Trends in popular music come and go. After Soul there was Funk, then Disco. The PBS series American Experience puts Disco in a historical and cultural context with a revisionist point of view that, in my opinion, forces facts to fit its theory.
“The Death of Disco” emphasizes that Disco was embraced by gay men who were active in the dance club scene of the 70’s. Yet nothing is said about the connection between that free-swinging lifestyle and the rapid spread of AIDS.
The claim in the documentary that Disco wasn’t heard on radio stations until Saturday Night Fever isn’t correct. For example, “Love’s Theme” by Barry White was Billboard’s #4 hit of 1974…
… and at #7 for that year was “T.S.O.P. (The Sound of Philadelphia)”.
The assertion that Disco’s decline was an immediate result of the Disco Sucks rally in the summer of ’79, by white working class Rock fans at a Comiskey Park baseball game, is another misrepresentation.
Disco Demolition Night was a radio station stunt fronted by shock jock Steve Dahl. In the documentary, Dahl refutes the idea that the event was racist and homophobic by saying it was a protest against Saturday Night Fever and the Bee Gees dominating radio airplay.
Saturday Night Fever isn’t about being Black or gay, with the caveat that John Travolta’s older brother in the movie, who leaves the priesthood, is gay. It isn’t stated outright, but it’s plainly there. A year after the riot, the movie Airplane! made fun of not only Saturday Night Fever, but Chicago radio’s anti-Disco reputation.
Saturday Night Fever was released for Christmas ’77 (just six months into the Star Wars phenomenon). The movie is itself about working class kids embracing Disco. It was a huge success, and an even bigger hit as a soundtrack. I remember it all well, because I was working at a small commercial AM radio station.

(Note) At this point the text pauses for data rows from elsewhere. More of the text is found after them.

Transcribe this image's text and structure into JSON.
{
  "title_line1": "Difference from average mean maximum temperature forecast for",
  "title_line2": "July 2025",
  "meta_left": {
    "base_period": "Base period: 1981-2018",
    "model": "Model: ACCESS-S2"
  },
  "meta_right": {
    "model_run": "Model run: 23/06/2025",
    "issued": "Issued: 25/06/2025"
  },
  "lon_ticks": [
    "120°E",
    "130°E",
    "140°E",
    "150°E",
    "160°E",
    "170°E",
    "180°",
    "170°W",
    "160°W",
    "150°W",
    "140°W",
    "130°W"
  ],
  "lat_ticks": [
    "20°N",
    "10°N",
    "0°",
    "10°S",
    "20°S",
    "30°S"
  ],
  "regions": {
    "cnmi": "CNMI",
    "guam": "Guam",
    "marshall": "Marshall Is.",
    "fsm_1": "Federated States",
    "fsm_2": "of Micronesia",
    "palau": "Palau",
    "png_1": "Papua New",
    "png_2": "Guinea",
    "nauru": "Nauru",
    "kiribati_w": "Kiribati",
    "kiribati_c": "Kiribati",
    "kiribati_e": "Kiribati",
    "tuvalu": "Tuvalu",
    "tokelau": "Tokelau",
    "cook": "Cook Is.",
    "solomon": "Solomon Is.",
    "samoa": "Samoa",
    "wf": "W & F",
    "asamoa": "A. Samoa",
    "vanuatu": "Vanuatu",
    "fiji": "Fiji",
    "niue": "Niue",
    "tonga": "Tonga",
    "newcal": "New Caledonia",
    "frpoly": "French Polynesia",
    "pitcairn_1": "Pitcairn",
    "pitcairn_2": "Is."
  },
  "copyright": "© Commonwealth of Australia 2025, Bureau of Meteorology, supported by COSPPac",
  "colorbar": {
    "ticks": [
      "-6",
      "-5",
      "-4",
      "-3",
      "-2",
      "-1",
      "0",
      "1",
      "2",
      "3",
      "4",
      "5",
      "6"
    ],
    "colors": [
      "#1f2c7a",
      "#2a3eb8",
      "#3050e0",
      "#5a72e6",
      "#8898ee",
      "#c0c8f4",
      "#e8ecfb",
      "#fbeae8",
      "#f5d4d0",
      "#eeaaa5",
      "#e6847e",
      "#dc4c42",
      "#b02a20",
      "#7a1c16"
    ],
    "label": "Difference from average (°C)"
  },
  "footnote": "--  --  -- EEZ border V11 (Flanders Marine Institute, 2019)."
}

The Bee Gees were straight, white Australian brothers who were old pros by that time, with more than ten years in the music business. If there is outrage to be expressed, it should be that Disco was yet another Black music trend that was appropriated by Whites.
While Saturday Night Fever was still dominating the popular music charts, the Village People had their back-to-back hit singles, “Macho Man” and Donald’s favorite (see the picture a the top of this post), “Y.M.C.A.”

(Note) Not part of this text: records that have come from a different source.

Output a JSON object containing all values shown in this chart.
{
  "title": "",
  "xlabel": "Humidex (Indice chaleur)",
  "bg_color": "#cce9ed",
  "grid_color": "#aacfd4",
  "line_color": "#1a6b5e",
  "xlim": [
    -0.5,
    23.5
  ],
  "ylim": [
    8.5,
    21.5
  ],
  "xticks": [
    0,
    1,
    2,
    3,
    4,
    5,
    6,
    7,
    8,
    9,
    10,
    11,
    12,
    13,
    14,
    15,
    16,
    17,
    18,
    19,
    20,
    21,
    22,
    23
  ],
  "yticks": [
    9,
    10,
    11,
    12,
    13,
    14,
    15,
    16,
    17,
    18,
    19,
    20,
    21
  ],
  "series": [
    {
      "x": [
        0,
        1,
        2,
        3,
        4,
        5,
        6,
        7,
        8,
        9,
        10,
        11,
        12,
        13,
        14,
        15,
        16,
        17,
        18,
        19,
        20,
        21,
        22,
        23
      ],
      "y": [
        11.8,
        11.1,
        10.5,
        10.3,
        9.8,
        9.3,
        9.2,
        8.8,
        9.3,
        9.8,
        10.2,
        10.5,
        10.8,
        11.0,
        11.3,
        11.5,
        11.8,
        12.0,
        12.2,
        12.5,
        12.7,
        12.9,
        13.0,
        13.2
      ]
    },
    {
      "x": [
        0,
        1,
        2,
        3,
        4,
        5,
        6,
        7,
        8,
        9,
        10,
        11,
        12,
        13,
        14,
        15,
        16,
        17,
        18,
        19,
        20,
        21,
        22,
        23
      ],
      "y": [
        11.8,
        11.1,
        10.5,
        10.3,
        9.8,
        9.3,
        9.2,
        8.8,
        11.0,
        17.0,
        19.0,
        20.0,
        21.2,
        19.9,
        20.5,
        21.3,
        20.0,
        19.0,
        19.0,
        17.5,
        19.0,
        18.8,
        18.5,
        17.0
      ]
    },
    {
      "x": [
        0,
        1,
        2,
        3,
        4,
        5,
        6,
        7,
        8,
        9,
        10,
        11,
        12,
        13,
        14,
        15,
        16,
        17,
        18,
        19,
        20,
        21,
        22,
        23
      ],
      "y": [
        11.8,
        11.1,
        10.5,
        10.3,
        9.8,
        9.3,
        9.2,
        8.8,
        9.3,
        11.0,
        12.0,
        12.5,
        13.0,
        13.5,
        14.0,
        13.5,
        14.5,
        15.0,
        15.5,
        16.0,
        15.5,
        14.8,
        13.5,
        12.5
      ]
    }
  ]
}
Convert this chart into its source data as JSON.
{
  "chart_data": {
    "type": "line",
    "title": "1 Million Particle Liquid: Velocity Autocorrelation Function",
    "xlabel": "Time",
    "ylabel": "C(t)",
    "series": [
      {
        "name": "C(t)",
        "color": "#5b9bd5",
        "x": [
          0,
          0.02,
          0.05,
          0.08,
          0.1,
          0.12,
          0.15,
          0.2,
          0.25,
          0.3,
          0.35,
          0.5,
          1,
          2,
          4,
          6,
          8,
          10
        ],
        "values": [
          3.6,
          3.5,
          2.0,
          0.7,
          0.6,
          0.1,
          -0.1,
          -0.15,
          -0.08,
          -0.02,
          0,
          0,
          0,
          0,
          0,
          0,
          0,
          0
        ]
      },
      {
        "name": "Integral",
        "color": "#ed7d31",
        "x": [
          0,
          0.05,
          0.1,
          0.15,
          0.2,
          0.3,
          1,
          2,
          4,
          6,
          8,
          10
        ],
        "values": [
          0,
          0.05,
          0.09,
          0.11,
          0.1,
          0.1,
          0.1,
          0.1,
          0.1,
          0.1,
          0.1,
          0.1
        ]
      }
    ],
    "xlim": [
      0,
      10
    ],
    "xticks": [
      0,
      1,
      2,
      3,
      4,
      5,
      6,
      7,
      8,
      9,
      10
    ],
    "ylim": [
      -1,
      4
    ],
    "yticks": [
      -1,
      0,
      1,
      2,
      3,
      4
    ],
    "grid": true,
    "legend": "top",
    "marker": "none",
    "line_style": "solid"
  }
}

If the lyric “you can get yourself clean” was about taking a shower, it was also a reference to drug use. Doctors were already dealing with a widespread Hepatitis outbreak among urban gay men who injected drugs when “gay cancer” began to appear.

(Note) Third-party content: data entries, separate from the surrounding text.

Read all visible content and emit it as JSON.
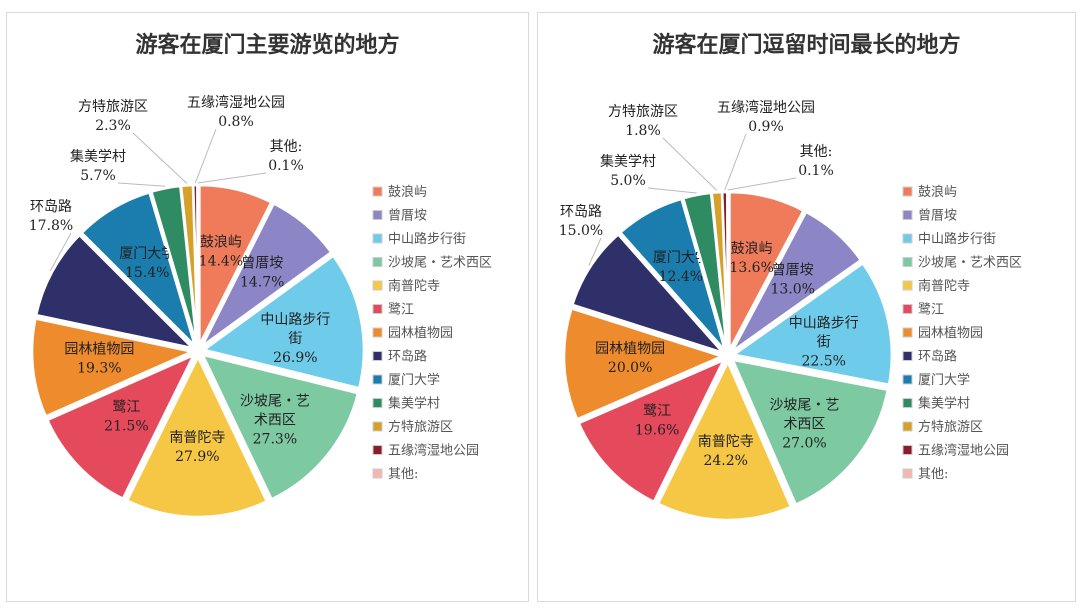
{
  "chart_data": [
    {
      "type": "pie",
      "title": "游客在厦门主要游览的地方",
      "unit": "%",
      "legend": "right",
      "categories": [
        "鼓浪屿",
        "曾厝垵",
        "中山路步行街",
        "沙坡尾・艺术西区",
        "南普陀寺",
        "鹭江",
        "园林植物园",
        "环岛路",
        "厦门大学",
        "集美学村",
        "方特旅游区",
        "五缘湾湿地公园",
        "其他:"
      ],
      "values": [
        14.4,
        14.7,
        26.9,
        27.3,
        27.9,
        21.5,
        19.3,
        17.8,
        15.4,
        5.7,
        2.3,
        0.8,
        0.1
      ],
      "labels": [
        "14.4%",
        "14.7%",
        "26.9%",
        "27.3%",
        "27.9%",
        "21.5%",
        "19.3%",
        "17.8%",
        "15.4%",
        "5.7%",
        "2.3%",
        "0.8%",
        "0.1%"
      ]
    },
    {
      "type": "pie",
      "title": "游客在厦门逗留时间最长的地方",
      "unit": "%",
      "legend": "right",
      "categories": [
        "鼓浪屿",
        "曾厝垵",
        "中山路步行街",
        "沙坡尾・艺术西区",
        "南普陀寺",
        "鹭江",
        "园林植物园",
        "环岛路",
        "厦门大学",
        "集美学村",
        "方特旅游区",
        "五缘湾湿地公园",
        "其他:"
      ],
      "values": [
        13.6,
        13.0,
        22.5,
        27.0,
        24.2,
        19.6,
        20.0,
        15.0,
        12.4,
        5.0,
        1.8,
        0.9,
        0.1
      ],
      "labels": [
        "13.6%",
        "13.0%",
        "22.5%",
        "27.0%",
        "24.2%",
        "19.6%",
        "20.0%",
        "15.0%",
        "12.4%",
        "5.0%",
        "1.8%",
        "0.9%",
        "0.1%"
      ]
    }
  ],
  "colors": [
    "#EF7B5B",
    "#8C86C6",
    "#6FCBEA",
    "#7DC9A2",
    "#F6C744",
    "#E5495C",
    "#EE8B2C",
    "#2F2F6A",
    "#1A7DAE",
    "#2E8B62",
    "#D6A12B",
    "#8A1C2C",
    "#F3B7AE"
  ]
}
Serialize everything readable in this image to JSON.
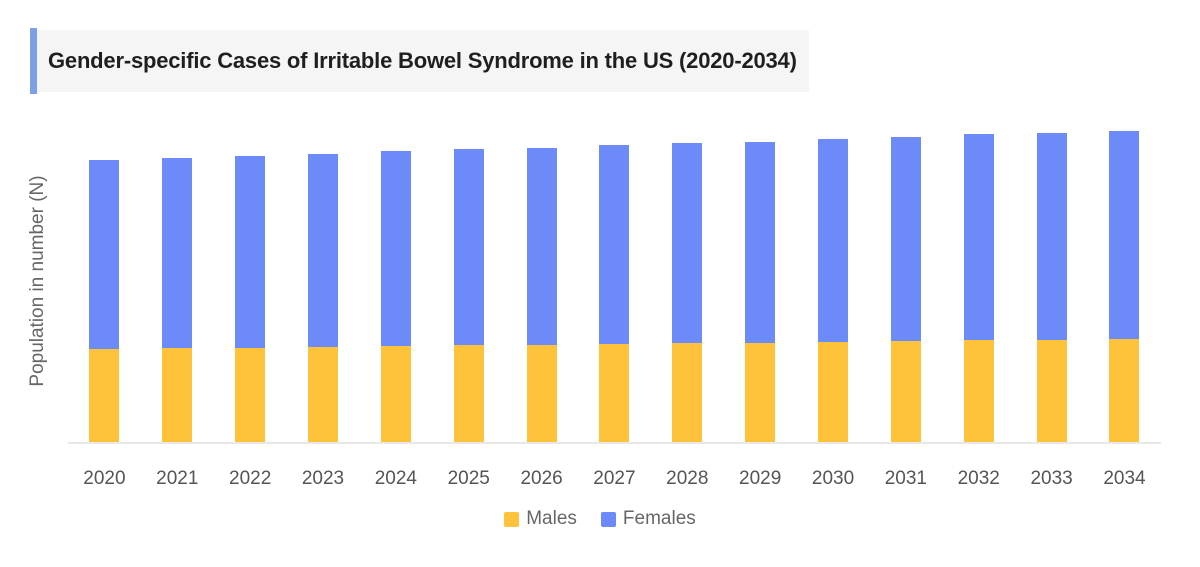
{
  "header": {
    "title": "Gender-specific Cases of Irritable Bowel Syndrome in the US (2020-2034)",
    "accent_color": "#7C9FE9",
    "banner_background": "#F5F5F5",
    "title_color": "#1F1F1F"
  },
  "chart_data": {
    "type": "bar",
    "stacked": true,
    "title": "Gender-specific Cases of Irritable Bowel Syndrome in the US (2020-2034)",
    "xlabel": "",
    "ylabel": "Population in number (N)",
    "categories": [
      "2020",
      "2021",
      "2022",
      "2023",
      "2024",
      "2025",
      "2026",
      "2027",
      "2028",
      "2029",
      "2030",
      "2031",
      "2032",
      "2033",
      "2034"
    ],
    "series": [
      {
        "name": "Males",
        "color": "#FFC23B",
        "values": [
          93,
          94,
          94,
          95,
          96,
          97,
          97,
          98,
          99,
          99,
          100,
          101,
          102,
          102,
          103
        ]
      },
      {
        "name": "Females",
        "color": "#6C8BF8",
        "values": [
          189,
          190,
          192,
          193,
          195,
          196,
          197,
          199,
          200,
          201,
          203,
          204,
          206,
          207,
          208
        ]
      }
    ],
    "ylim": [
      0,
      320
    ],
    "grid": false,
    "y_tick_labels_shown": false,
    "legend_position": "bottom",
    "axis_line_color": "#E8E8E8",
    "tick_label_color": "#555555"
  }
}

Otherwise, the Village People were a tongue-in-cheek (or wherever) joke, cashing in on a musical genre that was ripe for parody. “Disco Duck” is from 1976, on RSO (Robert Stigwood Organization), the same label as the Saturday Night Fever soundtrack eighteen months later.
I’m not going to deny that Disco came to a fairly quick end, but it had simply run its course, leaving behind a lot of catchy, danceable music. Along with Disco there was Glam, with its own gay subculture. Punk was an early reaction to the slick, highly produced Disco sound. New Wave came along with Punk. Years later, Electronica revitalized the popularity of dance clubs.
As I said at the start, the progression was from Soul to Funk to Disco. Rap was the next Black sound to dominate, and Blondie had already picked up on it in 1980, the year when Disco Fever finally cooled off.
Follow-up: This timely news was announced today. Barry Gibb of the Bee Gees has been awarded a Kennedy Center Honor for lifetime artistic achievement.